The state of Alabama, he said, has had nothing on the scale of The World Games. Large events like The World Games, the Super Bowl and others are hotspots for human trafficking, leading law enforcement to initiate several operations to crack down on it at those events in recent years.

Giddens said he wants to ensure no one falls through the cracks when it comes to human trafficking. LGBTQ males are often forgotten in the South, he said.

Curry said his experience in dealing with trafficking dates back to his days as an FBI agent. In one case, he helped bust a mom and dad who were dealing drugs, and, as part of their drug deals, were prostituting their 14-year-old daughter.

Vestavia Hills police Capt. Johnny Evans said he has found that more and more gangs are leaving the drug business and getting into human trafficking.

“You have to get more drugs,” Evans said. “You don’t have to get more girls.”

Evans said traffickers will lie to women and young girls, making them believe they will provide a better life for them while planning to rotate them around to different abusers. In some cases, traffickers will kidnap undocumented immigrants, threatening them with deportation if they do not comply with their demands. The Department of Homeland Security does not deport victims of human trafficking.

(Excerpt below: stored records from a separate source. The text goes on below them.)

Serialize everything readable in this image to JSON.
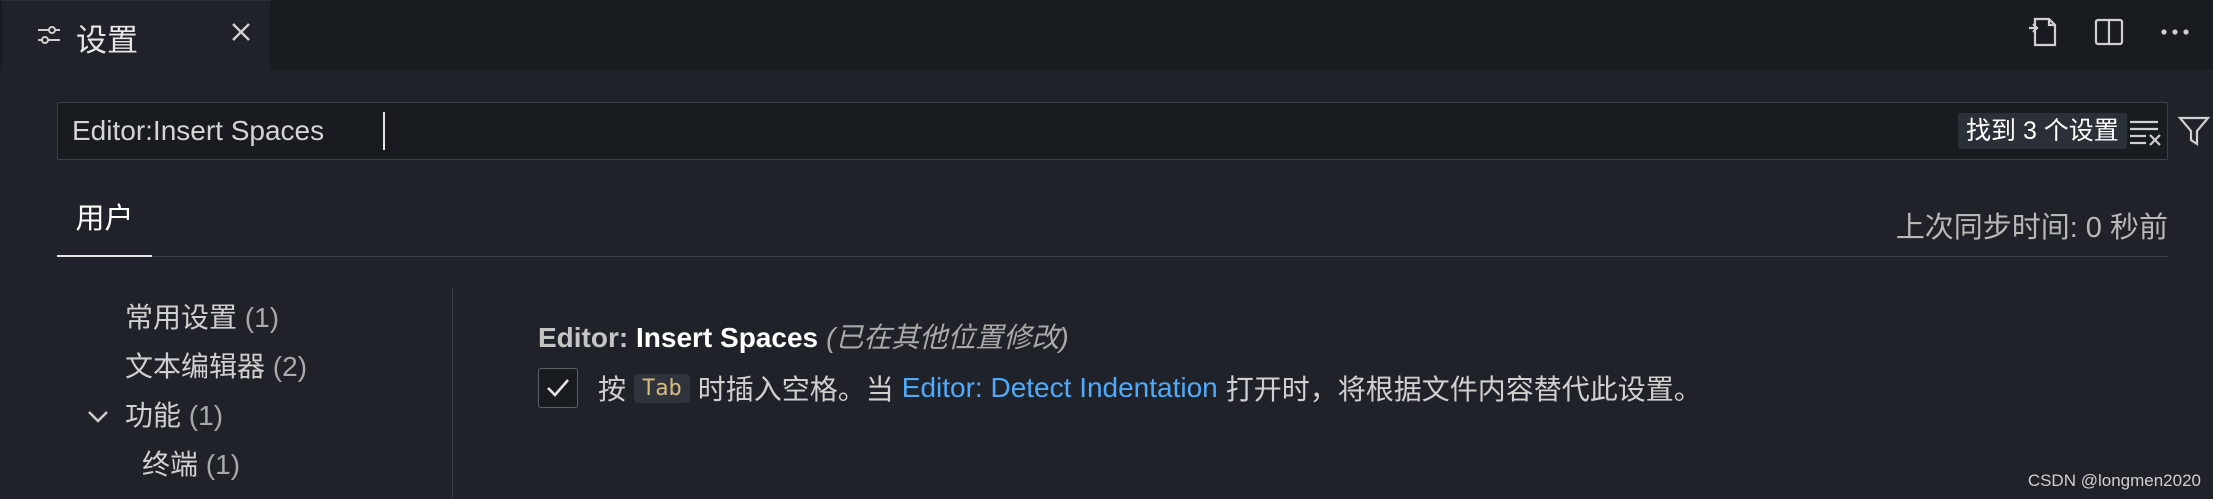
{
  "tab": {
    "label": "设置",
    "icon": "settings-sliders-icon",
    "close_icon": "close-icon"
  },
  "actions": [
    {
      "name": "open-settings-json-icon"
    },
    {
      "name": "split-editor-icon"
    },
    {
      "name": "more-actions-icon"
    }
  ],
  "search": {
    "value": "Editor:Insert Spaces",
    "result_count": "找到 3 个设置",
    "clear_icon": "clear-filter-icon",
    "filter_icon": "filter-icon"
  },
  "scope": {
    "active_tab": "用户",
    "sync_status": "上次同步时间: 0 秒前"
  },
  "toc": {
    "items": [
      {
        "label": "常用设置",
        "count": "(1)"
      },
      {
        "label": "文本编辑器",
        "count": "(2)"
      },
      {
        "label": "功能",
        "count": "(1)",
        "expanded": true
      },
      {
        "label": "终端",
        "count": "(1)"
      }
    ]
  },
  "setting": {
    "category": "Editor: ",
    "name": "Insert Spaces",
    "modified_note": "(已在其他位置修改)",
    "checked": true,
    "desc_before": "按",
    "desc_key": "Tab",
    "desc_middle": "时插入空格。当",
    "desc_link": "Editor: Detect Indentation",
    "desc_after": "打开时，将根据文件内容替代此设置。"
  },
  "watermark": "CSDN @longmen2020",
  "colors": {
    "background": "#1f2329",
    "tabbar": "#181b20",
    "link": "#4daafc",
    "key_text": "#d7ba7d"
  }
}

Evans said human trafficking can also take the form of what is essentially slave labor. In one case in Tuscaloosa, Evans said a guy was using 10 employees, who were “paying off a debt they would never pay off,” forcing them to work and then rotating them with more “employees” who were falsely promised freedom if they kept working.

The victims sometimes do not understand they are victims, Evans said. Many believe the lie that they aren’t worth anything after being abused, and some fear jail as well, he said.

“I don’t want to put them in jail; I want to get them help,” Evans said.

Drugs are involved in just about every case he sees, Evans said. One victim told him she uses cocaine before she is forced to have sex in order to “get up” for the act and then does heroin after the act to “get down.” In order to deal with the pain as a result of being raped, she uses painkillers as well, Evans said.

Evans said police are trained on how to spot potential cases of human trafficking.